Christchurch City councillors have overwhelmingly supported going to the public with a 13 percent rates rise for the coming financial year.

The council this afternoon signed off on its draft long-term plan, the 10-year budget, and the accompanying consultation document.

Few councillors were pleased with the headline figure, but councillors approved the plan 13 votes to four.

Sara Templeton - telling Stuff about unmasking her online political troll.

Sara Templeton Photo: screenshot / Stuff

Among those who voted against the draft was Heathcote ward councillor Sara Templeton.

She said the plan did not do enough to address the city's water infrastructure needs.

"In 2018, the leakage rate from our pipes was 18 percent and we had a target of getting it under 15 percent," she said.

But it was now at 27 percent, and the target was to get it under 25 percent.

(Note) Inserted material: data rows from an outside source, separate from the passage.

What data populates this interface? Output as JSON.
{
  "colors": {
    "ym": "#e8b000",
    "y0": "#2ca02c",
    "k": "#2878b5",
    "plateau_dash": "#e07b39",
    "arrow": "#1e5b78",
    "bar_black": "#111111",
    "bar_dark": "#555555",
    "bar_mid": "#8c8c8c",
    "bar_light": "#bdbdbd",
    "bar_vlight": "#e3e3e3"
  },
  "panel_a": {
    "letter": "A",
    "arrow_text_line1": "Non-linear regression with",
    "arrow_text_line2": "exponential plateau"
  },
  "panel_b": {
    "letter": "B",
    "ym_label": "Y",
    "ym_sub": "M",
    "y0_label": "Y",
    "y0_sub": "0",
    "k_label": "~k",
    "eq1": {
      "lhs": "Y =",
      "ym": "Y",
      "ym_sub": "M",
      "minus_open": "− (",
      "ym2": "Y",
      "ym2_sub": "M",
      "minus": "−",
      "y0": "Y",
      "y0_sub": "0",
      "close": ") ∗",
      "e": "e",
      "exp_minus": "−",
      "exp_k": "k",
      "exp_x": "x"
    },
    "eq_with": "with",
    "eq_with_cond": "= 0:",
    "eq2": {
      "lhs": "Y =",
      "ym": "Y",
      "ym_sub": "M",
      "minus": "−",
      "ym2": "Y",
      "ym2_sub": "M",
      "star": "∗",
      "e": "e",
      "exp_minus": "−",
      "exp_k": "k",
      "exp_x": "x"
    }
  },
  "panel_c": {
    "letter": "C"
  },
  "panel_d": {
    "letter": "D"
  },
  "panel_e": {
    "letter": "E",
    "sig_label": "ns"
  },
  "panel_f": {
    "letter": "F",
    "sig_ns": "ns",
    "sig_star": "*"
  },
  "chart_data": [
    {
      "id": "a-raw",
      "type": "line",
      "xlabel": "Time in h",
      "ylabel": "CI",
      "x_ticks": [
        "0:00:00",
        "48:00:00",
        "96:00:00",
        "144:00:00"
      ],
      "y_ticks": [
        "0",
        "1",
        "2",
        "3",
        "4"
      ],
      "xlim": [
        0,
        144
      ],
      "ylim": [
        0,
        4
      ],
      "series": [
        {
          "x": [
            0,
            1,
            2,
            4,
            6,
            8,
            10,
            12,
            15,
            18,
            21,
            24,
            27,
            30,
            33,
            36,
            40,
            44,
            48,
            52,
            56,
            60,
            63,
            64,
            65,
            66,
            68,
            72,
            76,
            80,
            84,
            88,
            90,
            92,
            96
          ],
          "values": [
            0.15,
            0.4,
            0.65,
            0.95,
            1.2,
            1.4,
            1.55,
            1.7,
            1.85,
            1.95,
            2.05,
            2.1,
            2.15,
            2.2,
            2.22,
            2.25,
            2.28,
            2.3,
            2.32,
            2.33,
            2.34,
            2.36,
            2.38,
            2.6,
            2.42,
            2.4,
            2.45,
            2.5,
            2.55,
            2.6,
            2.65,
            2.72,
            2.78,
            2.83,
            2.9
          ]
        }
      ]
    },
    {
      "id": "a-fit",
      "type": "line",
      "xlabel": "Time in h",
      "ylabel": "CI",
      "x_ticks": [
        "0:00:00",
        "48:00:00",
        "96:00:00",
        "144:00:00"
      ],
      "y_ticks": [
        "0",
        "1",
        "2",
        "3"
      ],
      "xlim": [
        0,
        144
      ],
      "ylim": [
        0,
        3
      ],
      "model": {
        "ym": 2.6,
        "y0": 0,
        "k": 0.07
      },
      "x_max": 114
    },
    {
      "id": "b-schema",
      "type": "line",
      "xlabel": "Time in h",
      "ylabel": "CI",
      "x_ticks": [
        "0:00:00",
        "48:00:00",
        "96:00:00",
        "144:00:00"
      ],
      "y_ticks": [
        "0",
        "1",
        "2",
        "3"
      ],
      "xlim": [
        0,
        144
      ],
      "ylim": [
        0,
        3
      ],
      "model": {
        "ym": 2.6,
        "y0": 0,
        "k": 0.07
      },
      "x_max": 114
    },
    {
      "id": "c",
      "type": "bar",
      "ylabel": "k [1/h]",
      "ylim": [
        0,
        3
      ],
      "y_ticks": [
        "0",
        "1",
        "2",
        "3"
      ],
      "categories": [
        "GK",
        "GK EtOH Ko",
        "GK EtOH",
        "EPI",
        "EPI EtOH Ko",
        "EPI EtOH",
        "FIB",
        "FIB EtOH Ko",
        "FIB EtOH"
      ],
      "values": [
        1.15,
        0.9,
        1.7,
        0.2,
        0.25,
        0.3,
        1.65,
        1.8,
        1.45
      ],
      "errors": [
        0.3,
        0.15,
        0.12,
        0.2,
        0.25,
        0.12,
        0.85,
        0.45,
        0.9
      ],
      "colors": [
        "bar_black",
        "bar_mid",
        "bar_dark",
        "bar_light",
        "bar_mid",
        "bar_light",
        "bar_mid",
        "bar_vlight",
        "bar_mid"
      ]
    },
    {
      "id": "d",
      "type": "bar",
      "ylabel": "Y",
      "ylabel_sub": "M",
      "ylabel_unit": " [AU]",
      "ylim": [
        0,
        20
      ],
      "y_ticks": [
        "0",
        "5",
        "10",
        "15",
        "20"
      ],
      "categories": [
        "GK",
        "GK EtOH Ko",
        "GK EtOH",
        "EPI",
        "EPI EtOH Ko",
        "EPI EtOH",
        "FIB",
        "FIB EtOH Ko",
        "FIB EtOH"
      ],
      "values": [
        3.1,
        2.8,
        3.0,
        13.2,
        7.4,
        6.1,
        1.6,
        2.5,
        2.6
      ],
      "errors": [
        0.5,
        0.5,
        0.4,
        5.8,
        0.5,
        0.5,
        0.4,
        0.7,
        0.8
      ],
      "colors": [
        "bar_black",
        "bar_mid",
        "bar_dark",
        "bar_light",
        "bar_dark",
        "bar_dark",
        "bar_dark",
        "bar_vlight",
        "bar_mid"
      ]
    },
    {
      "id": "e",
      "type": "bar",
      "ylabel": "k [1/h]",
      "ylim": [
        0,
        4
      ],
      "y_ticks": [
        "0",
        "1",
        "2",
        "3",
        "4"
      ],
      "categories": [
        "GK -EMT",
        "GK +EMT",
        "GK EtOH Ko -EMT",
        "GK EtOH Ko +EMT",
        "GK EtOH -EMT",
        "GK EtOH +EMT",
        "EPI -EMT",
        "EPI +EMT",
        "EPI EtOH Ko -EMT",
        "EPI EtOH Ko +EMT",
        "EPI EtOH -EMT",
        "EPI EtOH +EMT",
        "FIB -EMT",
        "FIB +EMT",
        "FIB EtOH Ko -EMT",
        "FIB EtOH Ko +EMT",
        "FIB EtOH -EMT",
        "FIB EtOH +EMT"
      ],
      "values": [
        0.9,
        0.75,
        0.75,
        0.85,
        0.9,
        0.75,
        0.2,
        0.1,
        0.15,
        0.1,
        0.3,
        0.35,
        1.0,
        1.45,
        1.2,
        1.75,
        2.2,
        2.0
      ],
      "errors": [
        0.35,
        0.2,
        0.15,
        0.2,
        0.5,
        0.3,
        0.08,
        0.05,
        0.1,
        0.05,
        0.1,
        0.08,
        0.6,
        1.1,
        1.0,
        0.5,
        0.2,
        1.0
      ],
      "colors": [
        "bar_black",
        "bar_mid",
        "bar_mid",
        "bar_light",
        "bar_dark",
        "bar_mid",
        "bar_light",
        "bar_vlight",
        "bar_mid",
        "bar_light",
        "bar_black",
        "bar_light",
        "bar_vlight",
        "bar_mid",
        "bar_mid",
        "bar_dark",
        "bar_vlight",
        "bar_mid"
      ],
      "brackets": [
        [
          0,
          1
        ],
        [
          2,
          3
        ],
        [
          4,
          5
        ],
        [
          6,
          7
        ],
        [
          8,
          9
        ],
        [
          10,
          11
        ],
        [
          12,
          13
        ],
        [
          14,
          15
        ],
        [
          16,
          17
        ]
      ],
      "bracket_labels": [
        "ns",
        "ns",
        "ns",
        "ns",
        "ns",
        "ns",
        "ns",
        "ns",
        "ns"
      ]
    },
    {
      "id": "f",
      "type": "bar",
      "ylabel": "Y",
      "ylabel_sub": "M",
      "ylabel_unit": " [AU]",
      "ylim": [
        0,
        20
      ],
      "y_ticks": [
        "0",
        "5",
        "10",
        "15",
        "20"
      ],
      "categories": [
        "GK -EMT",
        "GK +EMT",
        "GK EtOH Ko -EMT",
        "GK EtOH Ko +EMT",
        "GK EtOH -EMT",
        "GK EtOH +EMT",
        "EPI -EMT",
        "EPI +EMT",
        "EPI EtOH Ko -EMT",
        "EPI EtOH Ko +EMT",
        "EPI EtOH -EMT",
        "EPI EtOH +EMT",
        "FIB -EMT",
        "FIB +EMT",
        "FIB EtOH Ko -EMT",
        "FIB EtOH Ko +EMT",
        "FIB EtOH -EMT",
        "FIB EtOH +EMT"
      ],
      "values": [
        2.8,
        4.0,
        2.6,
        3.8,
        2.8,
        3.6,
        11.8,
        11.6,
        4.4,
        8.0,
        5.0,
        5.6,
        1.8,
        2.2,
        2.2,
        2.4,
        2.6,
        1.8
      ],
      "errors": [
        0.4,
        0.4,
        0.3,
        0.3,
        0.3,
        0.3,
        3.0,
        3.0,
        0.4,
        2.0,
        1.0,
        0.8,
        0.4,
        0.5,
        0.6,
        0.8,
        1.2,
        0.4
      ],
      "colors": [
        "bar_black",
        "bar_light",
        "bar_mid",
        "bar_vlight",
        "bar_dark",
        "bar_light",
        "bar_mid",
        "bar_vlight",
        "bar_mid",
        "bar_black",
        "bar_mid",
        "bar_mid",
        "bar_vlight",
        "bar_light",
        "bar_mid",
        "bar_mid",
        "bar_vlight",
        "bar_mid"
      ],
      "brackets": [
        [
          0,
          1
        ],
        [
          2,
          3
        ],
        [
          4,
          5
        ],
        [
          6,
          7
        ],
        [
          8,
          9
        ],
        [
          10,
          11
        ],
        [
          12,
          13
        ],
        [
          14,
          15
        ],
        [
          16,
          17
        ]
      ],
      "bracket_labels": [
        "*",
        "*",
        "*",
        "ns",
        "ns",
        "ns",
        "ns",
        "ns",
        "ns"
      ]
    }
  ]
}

"It's clearly unacceptable," Templeton said.

"A fully functioning and safe drinking water supply is the lifeblood of any city, and ours is creaking and leaking and I've not seen a plan to fix it. It's only out of sight and out of mind until it's flowing down the street. This is not a more affordable long-term plan and we can certainly not afford for our water infrastructure to get so bad it fails."

Spreydon ward councillor Dr Melanie Coker also held concerns about the lack of forward thinking.

"We're leaving the tab for future generations to pick up," Coker said.

But even those who supported the draft did so on the condition it would be altered by the time it was finalised.

Fendalton ward councillor James Gough was scornful of the proposal.

"I think the proposed 13 percent rates rise is shameful really, and totally unviable for residents. For me that's the headline of it," he said.

Harewood ward councillor Aaron Keown said he hoped the public would suggest cuts.

"I hope this is the one LTP where the public come in and tells us how not to spend money," he said.

"Yes a lot of work has been done but I don't think enough work by table has been done to reduce the costs for people that live in our city. The rates rise is truly unacceptable."

Keown wanted a single-digit rates rise.

Submissions open on 13 March and close just over a month later.

The council will finalise the long-term plan before July.